When the family asked what I wanted for Fathers day I said wanted fire up the Smoke Monster of course.
Wife likes Baby backs. I have some wild turkey breast in the freezer. Hate to waste all that wood on one puny rack of baby backs. So what the heck, lets smoke a wild turkey breast and see what happens! That cow patty on the left is the turkey breast.
Ribs: Good. Bloggin is easier than smokin. These ribs were border line tough of tender. A little tearing and slight dirty bone. Overall flavor was really good but smoke was too intense. Wife made some comments. No sauce needed.
Ribs hit 193F after 4.5 hours. I left on for another 30 minutes. Average smoker temp was 250.2. Used 1.5 chimneys of charcoal and 7 sticks of hickory.
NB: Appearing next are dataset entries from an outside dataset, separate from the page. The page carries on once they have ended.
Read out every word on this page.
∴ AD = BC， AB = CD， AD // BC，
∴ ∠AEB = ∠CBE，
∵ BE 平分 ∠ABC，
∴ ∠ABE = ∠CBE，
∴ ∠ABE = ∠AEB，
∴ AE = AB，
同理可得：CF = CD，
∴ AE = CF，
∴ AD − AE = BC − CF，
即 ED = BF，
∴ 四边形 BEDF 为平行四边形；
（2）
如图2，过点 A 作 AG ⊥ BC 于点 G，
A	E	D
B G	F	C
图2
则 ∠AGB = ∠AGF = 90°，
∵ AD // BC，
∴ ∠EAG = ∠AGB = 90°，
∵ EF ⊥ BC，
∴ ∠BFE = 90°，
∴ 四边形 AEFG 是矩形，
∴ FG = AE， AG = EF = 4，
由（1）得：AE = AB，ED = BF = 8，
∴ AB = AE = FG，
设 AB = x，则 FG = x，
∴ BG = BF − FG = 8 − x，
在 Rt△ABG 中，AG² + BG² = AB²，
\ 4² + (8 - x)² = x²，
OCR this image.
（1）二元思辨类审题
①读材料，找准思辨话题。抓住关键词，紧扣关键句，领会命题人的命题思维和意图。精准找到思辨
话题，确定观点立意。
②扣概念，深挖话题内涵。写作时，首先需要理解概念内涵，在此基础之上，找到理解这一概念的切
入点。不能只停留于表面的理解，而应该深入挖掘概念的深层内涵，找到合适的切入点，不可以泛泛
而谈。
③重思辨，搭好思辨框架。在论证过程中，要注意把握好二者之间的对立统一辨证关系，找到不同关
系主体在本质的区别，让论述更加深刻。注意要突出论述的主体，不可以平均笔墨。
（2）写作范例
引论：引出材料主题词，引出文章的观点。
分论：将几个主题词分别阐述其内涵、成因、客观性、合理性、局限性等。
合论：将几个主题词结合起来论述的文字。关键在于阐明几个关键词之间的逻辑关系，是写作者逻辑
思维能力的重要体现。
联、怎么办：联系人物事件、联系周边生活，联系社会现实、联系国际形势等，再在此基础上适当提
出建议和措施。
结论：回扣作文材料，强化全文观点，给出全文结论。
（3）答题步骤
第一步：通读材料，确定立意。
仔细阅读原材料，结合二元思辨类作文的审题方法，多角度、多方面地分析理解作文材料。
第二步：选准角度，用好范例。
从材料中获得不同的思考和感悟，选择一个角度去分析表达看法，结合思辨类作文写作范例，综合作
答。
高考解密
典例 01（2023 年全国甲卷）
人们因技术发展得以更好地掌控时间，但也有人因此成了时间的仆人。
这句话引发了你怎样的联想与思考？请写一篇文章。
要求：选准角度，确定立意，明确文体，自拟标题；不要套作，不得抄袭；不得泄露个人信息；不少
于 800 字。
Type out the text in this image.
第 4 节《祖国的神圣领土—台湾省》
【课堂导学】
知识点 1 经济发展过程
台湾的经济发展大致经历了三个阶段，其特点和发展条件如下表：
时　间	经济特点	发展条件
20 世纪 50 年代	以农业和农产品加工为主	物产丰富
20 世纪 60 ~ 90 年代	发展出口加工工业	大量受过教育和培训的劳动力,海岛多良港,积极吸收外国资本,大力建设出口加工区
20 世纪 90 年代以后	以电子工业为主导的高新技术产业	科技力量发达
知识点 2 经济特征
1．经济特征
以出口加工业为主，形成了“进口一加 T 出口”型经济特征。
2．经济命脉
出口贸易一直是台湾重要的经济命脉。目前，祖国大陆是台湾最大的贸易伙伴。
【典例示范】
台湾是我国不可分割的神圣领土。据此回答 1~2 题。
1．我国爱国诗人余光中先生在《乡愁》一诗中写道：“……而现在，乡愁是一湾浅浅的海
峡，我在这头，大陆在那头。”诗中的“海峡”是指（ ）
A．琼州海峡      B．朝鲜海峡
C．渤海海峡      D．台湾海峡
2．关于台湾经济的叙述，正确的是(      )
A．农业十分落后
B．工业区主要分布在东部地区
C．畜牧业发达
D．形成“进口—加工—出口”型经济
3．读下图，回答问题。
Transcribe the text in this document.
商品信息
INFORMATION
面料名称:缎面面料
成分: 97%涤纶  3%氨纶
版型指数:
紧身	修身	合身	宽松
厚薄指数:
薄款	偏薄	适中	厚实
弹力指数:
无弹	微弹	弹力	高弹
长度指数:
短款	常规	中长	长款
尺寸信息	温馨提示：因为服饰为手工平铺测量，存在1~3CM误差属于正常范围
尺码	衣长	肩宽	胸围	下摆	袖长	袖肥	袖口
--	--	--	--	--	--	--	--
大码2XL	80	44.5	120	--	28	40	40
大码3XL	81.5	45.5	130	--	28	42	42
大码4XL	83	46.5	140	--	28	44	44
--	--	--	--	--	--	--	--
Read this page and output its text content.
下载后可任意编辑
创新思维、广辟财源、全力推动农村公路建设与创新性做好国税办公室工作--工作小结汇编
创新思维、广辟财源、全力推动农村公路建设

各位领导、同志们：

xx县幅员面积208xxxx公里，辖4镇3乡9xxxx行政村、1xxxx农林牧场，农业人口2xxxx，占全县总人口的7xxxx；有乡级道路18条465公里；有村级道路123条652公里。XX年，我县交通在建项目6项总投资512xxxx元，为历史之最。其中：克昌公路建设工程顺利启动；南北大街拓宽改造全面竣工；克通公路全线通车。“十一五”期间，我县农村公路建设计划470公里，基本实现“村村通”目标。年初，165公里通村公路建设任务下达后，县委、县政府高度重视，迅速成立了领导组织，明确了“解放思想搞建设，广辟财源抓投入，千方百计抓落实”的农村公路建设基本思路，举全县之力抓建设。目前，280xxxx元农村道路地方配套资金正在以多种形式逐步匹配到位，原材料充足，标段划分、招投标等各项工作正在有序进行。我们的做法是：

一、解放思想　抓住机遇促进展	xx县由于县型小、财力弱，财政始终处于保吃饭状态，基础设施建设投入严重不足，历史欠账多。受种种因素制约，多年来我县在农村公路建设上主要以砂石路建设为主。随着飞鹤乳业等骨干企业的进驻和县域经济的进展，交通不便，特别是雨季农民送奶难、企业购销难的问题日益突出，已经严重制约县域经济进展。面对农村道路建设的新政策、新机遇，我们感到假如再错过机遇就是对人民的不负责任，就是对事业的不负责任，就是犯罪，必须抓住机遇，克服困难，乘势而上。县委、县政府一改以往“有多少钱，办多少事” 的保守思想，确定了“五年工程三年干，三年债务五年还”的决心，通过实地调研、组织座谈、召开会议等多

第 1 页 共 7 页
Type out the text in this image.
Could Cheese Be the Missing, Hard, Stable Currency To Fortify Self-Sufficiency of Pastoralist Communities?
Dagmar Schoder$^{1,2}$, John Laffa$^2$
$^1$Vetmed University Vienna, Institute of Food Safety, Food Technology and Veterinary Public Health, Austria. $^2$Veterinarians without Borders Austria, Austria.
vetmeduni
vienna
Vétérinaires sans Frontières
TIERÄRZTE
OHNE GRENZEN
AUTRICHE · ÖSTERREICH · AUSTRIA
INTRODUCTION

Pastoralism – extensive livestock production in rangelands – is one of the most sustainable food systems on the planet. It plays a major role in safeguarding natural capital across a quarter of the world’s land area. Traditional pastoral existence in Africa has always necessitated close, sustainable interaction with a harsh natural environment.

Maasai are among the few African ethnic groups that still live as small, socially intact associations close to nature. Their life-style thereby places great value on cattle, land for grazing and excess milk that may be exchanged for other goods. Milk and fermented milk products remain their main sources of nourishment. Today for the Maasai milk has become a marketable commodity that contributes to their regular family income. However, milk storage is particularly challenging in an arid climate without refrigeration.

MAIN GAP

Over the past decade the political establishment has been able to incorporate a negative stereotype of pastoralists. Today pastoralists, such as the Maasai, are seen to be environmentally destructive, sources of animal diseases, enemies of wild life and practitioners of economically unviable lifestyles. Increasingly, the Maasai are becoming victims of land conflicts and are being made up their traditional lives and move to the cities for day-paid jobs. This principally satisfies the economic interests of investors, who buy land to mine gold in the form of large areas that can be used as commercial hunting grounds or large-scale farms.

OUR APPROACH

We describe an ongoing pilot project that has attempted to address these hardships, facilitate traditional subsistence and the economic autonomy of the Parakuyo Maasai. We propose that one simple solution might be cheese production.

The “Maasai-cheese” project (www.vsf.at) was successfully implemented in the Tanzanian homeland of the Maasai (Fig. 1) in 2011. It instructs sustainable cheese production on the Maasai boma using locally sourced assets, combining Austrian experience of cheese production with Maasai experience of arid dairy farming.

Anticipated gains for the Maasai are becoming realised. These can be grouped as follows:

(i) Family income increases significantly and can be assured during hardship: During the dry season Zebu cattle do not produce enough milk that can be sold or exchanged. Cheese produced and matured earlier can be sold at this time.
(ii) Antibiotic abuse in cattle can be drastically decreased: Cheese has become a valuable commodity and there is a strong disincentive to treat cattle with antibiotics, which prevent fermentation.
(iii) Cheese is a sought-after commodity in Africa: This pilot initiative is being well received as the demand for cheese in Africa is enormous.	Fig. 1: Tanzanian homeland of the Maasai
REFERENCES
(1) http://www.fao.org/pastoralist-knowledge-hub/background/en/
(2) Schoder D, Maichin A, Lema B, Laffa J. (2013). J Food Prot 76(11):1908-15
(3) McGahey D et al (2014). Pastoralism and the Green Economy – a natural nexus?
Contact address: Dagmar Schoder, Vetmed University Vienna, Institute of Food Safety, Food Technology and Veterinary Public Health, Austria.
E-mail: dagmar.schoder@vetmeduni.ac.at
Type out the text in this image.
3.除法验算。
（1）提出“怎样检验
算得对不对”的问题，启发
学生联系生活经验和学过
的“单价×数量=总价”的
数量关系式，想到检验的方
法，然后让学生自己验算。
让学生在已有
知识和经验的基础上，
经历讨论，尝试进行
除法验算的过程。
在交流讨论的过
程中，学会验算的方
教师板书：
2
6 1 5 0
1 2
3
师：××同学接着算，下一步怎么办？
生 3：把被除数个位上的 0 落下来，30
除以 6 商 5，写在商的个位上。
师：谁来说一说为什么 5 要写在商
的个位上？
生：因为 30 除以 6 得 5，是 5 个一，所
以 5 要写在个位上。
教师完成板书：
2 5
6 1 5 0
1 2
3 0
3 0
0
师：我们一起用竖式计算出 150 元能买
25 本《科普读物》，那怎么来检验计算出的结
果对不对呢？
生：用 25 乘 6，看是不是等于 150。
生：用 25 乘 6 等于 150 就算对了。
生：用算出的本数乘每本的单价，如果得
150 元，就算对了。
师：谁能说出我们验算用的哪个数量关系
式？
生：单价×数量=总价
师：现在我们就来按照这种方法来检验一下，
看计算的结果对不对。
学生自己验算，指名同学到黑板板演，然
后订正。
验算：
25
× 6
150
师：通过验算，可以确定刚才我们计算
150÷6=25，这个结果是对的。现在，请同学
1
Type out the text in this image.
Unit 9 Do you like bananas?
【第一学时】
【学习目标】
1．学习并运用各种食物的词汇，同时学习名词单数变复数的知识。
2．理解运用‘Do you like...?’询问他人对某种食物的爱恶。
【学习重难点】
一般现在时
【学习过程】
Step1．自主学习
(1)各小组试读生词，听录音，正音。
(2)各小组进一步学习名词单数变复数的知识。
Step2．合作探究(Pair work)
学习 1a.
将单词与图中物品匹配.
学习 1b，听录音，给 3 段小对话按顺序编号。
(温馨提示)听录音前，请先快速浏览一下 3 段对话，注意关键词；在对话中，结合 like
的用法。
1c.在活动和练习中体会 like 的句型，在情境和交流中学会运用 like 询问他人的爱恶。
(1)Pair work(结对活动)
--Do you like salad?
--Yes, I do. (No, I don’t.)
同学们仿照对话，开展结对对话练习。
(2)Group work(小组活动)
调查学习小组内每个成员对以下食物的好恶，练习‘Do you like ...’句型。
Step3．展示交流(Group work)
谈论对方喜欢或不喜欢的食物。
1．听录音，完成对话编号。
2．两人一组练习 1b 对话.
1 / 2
The turkey breast was the biggest surprise. Pulled the breast off when temp hit 162F after 4.25 hours. Wild turkey is extremely lean. So lean that it can get real tough if overcooked. I always fear gamy flavor so i marinated it in vinegar and lime overnight. I used lime because we didn't have any lemons. As expected the thinner portions were tough as leather and were discarded. The big meaty parts were very tasty but a little dry which was expected. You could taste the lime which made it even more interesting. Smoke was really good. I chopped up the turkey and mixed it with store bought BBQ sauce and had excellent chopped turkey sandwiches all week. Heck even the wife liked it. It was so stupid simple I don't think I eat wild turkey any other way.